Add support for CompareAndSwap to the server implementation, and update the demo client to use the new operation after the existing operations it performs.

Operations when an instance is not the leader - redirecting or proxying clients

The initial code doesn’t do anything if you send a get/set to any server other than the leader. It may be useful to have your program return the address (host:port) of the leader instead, as part of your gRPC reply. Your client can then retry the operation against the leader. Alternatively, you could modify the program to proxy the request directly to the leader.

Operations when an instance is not the leader - allow stale reads

The reason we do not serve read operations (here, get) from hosts that are not the RAFT leader is that they might have stale data. You could update the K/V Get operation to include parameters to let the client do stale reads from non-leaders. Ideally, you would allow the client to specify a duration of allowed staleness, and check whether the instance has successfully processed an incoming AppendEntries message from the leader within that duration. The response from the get should probably include an indication of whether the read is stale.

Part 2: Add distributed tracing

In this section we will add distributed tracing support to the RAFT implementation from Part 1. We will use Honeycomb, a SaaS distributed tracing provider.

Honeycomb provides a useful guide for their own OpenTelemetry Distribution for Go.

Add tracing to all parts of your application which you might wish to trace. Consider what operations are interesting - in general, anything that may feasibly take a long time, such as a RPC, writing to storage, sleeping, or taking a lock may be a candidate for a span. Traces should generally be higher-level operations: these may be self-instantiated, such as an instance choosing to begin a leader election, or may be triggered by external events, such as a client attempting to write a value to the FSM.

Run your system and view traces in Honeycomb. Run through the Honeycomb sandbox tour and then explore your own data in the same way.

Do distributed operations (such as leader elections) surface in Honeycomb as coherent traces?

Create a Board in honeycomb with some useful visualisations.

Part 3: Debugging latency and failures using distributed tracing

Add an environment variable which, if set, will drop some percentage of the internal RAFT requests (i.e. requests between RAFT servers) completely, and add latency to others. You can do this by modifying the CallRequestVote and CallAppendEntries methods in server.go.

Now, use Honeycomb to observe the dropped RPCs and delays that the simulation injects. Did these show up on your board from Part 2?

Can you add further kinds of chaos? What about storage failures?

Part 4: Comparison with logging and metrics

Consider if you didn’t have distributed tracing in this project, what logging you may add, and what metrics you may record.

What kind of analysis does each form of observability make easier? What’s harder to do with each? We tend to do all three in real systems - when might each be useful?

Part 5: Reducing costs of distributed tracing

In this exercise we are running a small system and using Honeycomb’s free tier, so cost is not a consideration. However, in real production systems, distributed tracing can create a large volume of traces and spans. This can be costly in terms of network, storage, or SaaS bills.

For this reason, many distributed tracing users use sampling or ratelimiting to control the number of traces that are collected.
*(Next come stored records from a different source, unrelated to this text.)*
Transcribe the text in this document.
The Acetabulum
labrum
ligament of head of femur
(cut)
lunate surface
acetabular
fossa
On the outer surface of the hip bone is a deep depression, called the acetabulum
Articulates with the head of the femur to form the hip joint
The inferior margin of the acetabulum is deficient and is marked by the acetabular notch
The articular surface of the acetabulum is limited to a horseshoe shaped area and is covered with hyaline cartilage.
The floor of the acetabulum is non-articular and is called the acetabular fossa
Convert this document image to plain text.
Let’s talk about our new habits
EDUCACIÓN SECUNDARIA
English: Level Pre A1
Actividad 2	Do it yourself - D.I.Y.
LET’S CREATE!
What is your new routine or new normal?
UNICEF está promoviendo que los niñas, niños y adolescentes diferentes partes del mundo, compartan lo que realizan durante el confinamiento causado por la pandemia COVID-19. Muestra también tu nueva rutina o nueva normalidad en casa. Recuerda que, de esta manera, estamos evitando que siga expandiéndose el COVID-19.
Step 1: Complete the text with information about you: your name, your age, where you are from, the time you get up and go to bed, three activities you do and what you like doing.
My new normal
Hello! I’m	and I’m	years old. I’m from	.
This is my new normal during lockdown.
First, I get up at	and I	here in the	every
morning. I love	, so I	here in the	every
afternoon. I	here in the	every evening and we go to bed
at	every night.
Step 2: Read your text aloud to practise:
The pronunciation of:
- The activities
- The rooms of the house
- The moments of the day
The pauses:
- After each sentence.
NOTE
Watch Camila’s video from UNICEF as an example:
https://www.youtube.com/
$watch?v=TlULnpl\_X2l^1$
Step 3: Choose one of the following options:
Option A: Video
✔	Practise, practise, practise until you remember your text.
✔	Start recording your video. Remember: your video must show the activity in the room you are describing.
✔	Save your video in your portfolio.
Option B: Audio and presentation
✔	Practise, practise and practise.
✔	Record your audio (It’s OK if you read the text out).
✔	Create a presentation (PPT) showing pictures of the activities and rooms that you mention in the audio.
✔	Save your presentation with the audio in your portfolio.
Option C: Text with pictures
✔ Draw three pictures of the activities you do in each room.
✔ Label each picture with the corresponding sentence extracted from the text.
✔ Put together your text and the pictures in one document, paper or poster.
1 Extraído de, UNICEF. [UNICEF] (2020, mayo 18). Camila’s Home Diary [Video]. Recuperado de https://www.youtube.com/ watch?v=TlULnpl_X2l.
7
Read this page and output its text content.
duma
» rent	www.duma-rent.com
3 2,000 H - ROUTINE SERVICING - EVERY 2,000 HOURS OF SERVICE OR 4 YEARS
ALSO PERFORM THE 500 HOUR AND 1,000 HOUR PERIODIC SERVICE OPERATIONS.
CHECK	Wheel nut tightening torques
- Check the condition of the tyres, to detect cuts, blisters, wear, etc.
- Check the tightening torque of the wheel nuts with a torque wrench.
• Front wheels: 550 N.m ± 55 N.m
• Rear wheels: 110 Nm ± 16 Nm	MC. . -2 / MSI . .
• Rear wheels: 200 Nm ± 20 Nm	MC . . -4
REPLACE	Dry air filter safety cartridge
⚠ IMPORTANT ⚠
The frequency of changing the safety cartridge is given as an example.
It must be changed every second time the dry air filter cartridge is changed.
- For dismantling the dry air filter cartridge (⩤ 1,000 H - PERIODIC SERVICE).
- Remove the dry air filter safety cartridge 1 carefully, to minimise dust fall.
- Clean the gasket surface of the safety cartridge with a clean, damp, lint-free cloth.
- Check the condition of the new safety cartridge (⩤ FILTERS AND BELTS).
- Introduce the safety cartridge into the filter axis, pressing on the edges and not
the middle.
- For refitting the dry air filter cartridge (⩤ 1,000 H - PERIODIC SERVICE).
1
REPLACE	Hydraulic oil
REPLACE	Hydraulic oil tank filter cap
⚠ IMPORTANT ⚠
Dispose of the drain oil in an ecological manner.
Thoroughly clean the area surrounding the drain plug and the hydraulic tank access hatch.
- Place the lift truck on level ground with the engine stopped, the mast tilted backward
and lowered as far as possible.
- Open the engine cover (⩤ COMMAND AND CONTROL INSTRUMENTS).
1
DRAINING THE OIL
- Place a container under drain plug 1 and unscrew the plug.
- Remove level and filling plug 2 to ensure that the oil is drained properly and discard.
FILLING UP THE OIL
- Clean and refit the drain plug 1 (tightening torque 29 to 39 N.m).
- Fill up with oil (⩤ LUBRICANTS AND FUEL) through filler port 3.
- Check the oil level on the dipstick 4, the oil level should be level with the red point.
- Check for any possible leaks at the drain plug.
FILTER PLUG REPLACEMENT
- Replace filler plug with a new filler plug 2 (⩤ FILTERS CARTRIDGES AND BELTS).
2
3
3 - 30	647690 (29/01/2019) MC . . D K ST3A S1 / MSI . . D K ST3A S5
Read about OTel Sampling and Ratelimiting.

Modify your solution to support sampling a specific percentage of requests, and to limit the total number of traces sent to no more than 20 per minute per cluster member. (Hint: You typically want to get all or no spans for a whole trace, rather than dropping spans independently of the trace they’re in).

Consider also whether some requests may be more important to trace than others. What may make a request more or less interesting than others? Note that certain kinds of sampling strategies are not possible to implement at the client. For instance, it is not possible to sample only failed requests without first collecting all the spans: because we only know whether the request succeeds at the end of the operation. You can read about some of these concerns in this article about head-based and tail-based sampling.